Evernote-classify is a fork of Geeknote which adds automatic classification of your Evernote notes into notebooks. At the moment the program only provides recommendations of last five recently updated notes.
Download the repository:
$ git clone git://github.com/alexksikes/geeknote-classify.git
$ cd geeknote-classify
Install the excellent scikit-learn machine learning library:
$ pip install -U scikit-learn
First you need to login using geeknote:
$ python geeknote.py login
Then train a classifier:
$ python geeknote.py train
By default "train" will only fetch the last 300 recently updated notes from your account. Use "--counts" to override this behavior. You can also save the fetched notes with the "--save-notes" command (useful for offline testing, see below).

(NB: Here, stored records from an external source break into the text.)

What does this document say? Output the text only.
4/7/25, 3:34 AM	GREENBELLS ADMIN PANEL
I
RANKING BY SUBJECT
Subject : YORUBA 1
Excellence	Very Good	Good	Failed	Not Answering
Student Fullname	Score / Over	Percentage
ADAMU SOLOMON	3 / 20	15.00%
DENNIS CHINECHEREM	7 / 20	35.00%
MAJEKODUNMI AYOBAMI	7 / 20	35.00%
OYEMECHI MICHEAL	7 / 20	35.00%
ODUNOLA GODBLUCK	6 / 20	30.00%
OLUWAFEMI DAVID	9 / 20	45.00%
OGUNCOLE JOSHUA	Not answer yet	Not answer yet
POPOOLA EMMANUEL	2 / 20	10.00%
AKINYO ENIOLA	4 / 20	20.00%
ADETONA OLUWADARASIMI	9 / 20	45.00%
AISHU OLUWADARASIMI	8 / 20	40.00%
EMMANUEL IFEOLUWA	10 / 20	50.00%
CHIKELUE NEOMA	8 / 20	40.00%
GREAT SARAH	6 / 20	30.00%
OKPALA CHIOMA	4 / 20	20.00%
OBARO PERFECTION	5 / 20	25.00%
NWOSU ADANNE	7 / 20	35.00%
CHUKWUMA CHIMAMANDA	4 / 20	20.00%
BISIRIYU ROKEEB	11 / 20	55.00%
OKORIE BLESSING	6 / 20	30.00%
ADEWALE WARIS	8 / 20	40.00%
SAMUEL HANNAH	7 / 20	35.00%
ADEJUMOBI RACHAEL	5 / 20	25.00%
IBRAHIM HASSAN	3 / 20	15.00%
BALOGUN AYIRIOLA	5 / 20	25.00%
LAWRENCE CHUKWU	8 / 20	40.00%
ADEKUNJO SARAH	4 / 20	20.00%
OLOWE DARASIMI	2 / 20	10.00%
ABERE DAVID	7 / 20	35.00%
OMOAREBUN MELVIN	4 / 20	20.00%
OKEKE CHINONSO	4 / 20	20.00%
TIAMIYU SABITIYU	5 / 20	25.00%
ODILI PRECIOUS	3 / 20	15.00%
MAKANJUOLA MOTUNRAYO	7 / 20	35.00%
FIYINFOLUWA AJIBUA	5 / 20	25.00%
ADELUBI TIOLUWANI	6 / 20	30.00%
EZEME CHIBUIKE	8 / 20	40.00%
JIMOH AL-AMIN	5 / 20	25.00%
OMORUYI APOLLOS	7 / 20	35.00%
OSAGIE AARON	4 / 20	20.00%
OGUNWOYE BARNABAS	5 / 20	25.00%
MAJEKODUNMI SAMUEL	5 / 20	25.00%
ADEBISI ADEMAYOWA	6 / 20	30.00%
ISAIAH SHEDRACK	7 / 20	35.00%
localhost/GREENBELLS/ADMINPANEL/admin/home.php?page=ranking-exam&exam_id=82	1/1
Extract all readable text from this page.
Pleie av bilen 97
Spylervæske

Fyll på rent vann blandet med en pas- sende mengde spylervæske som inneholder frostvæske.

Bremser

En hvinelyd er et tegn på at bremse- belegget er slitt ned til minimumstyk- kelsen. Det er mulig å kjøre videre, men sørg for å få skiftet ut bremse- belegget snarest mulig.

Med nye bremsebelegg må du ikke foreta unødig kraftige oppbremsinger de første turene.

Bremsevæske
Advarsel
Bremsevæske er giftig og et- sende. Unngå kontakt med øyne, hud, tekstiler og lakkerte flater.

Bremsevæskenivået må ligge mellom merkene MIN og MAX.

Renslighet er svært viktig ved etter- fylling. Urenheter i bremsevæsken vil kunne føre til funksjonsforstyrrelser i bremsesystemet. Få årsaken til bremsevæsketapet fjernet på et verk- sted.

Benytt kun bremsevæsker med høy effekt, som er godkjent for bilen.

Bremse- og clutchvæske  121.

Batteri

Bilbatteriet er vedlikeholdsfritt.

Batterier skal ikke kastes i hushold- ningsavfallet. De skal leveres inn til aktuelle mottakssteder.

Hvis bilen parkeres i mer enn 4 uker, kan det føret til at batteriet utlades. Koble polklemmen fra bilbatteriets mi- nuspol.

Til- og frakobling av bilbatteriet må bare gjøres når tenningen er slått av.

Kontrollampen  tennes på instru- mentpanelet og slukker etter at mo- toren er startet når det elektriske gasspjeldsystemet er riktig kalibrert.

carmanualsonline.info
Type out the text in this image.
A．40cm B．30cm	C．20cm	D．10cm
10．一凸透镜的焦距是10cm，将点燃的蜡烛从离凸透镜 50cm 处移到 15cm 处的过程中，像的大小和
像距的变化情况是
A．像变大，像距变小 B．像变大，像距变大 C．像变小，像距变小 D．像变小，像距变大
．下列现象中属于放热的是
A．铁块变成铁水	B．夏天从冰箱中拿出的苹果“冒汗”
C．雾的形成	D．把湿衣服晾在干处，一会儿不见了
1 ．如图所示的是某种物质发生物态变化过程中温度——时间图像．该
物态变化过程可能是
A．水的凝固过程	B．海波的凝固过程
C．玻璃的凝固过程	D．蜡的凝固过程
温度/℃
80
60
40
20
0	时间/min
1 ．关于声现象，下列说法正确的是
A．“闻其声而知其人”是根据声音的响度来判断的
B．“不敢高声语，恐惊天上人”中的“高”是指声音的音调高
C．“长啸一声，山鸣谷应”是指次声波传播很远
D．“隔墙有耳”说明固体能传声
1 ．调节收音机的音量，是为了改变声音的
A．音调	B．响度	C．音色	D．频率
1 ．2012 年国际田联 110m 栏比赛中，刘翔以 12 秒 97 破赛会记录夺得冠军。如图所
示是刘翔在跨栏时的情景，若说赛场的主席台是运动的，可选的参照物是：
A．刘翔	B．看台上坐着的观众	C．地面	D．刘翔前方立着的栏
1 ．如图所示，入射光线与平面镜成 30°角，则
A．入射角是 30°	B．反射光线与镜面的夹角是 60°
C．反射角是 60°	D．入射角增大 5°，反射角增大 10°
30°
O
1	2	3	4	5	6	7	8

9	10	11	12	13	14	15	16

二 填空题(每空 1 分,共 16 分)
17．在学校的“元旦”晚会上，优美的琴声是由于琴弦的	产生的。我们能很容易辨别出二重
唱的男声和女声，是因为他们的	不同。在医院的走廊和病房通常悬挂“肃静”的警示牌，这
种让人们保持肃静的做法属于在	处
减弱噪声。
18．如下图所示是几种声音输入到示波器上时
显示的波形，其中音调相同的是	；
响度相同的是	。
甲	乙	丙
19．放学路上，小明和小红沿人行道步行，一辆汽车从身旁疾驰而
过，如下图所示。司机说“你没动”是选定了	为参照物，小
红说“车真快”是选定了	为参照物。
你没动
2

You can now see the recommendation of the classifier:
$ python geeknote.py classify
Two datasets are provided. The first one comes from Teddy Note and the second one from a sample of the 20 newsgroup dataset.

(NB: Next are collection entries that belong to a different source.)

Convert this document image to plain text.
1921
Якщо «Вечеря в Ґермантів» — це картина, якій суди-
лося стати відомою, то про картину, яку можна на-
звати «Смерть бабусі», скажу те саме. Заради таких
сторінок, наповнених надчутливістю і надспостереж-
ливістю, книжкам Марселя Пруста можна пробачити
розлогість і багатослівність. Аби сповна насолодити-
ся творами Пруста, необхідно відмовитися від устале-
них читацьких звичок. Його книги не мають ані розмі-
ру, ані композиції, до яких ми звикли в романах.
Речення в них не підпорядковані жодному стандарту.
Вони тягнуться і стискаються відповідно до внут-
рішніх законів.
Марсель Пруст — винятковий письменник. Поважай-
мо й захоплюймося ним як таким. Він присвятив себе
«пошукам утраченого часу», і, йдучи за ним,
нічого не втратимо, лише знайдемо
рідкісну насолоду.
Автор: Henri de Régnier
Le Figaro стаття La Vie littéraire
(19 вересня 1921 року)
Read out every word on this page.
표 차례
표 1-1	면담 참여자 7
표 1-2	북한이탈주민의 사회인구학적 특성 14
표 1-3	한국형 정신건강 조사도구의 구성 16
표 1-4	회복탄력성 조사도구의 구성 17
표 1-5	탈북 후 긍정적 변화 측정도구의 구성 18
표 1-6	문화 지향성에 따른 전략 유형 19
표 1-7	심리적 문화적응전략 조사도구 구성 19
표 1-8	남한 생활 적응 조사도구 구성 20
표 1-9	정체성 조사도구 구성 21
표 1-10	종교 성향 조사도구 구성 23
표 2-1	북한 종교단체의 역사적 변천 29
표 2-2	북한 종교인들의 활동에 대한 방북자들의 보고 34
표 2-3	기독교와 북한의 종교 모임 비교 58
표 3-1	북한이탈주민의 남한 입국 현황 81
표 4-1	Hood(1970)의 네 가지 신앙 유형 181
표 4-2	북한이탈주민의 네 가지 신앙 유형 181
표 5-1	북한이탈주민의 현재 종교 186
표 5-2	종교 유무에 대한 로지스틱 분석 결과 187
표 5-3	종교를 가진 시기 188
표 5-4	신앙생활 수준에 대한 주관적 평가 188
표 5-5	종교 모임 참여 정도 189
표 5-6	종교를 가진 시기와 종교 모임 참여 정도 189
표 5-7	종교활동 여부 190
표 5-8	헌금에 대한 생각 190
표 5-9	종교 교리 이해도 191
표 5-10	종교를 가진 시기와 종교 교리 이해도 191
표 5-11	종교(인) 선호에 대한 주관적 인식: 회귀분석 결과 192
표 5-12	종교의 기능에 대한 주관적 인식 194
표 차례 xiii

You can directly test these datasets:
$ python classifier.py ./classifier_dataset/teddy.train ./classifier_dataset/teddy.test
You should get something like that:
...
Making a dataset from the notes saved in classifier_dataset/teddy.train.
Training ...
Estimating model performance with 5 folds cross validation ...
Accuracy: 0.93 (+/- 0.02)
Making a dataset for the notes saved in classifier_dataset/teddy.test.
Evaluating the classifier on this dataset.
Showing the suggestions (current notebook >> suggested notebook).
0 : 07.12.2012 travel >> travel An Cabo Verde Windsurf Center
1 : 07.12.2012 debate >> debate Should U.S. Continue Aid to Pakistan? - Council on Foreign Relations
2 : 07.12.2012 debate >> debate Writing From a Global Perspective
3 : 07.12.2012 useful >> travel Getting Started
4 : 23.03.2012 debate >> debate The Long War Journal - Charts on US Strikes in Pakistan
Additionally you can login into "sandbox_classify" and "sandbox_classify2" (password is the same as login). "sandbox_classify" is the account holding the Teddy Note dataset. "sandbox_classify2" holds the 20 newsgroup dataset.
- sync notes instead of downloading
- 2-way sync of files (gnsync is only from local to remote)
- not just the 5 updated notes ... more options
- more datasets to play with
- better documentation (doctest)
- use logging instead of print
- use scikit standard namespace
- train on the classified notes, suggest on the unclassified ones
- auto assign to notebooks
- integrate with existing unit testing framework
- grid search of best param of classifier
- feature selection
- notes with diff kinds of content (not just text)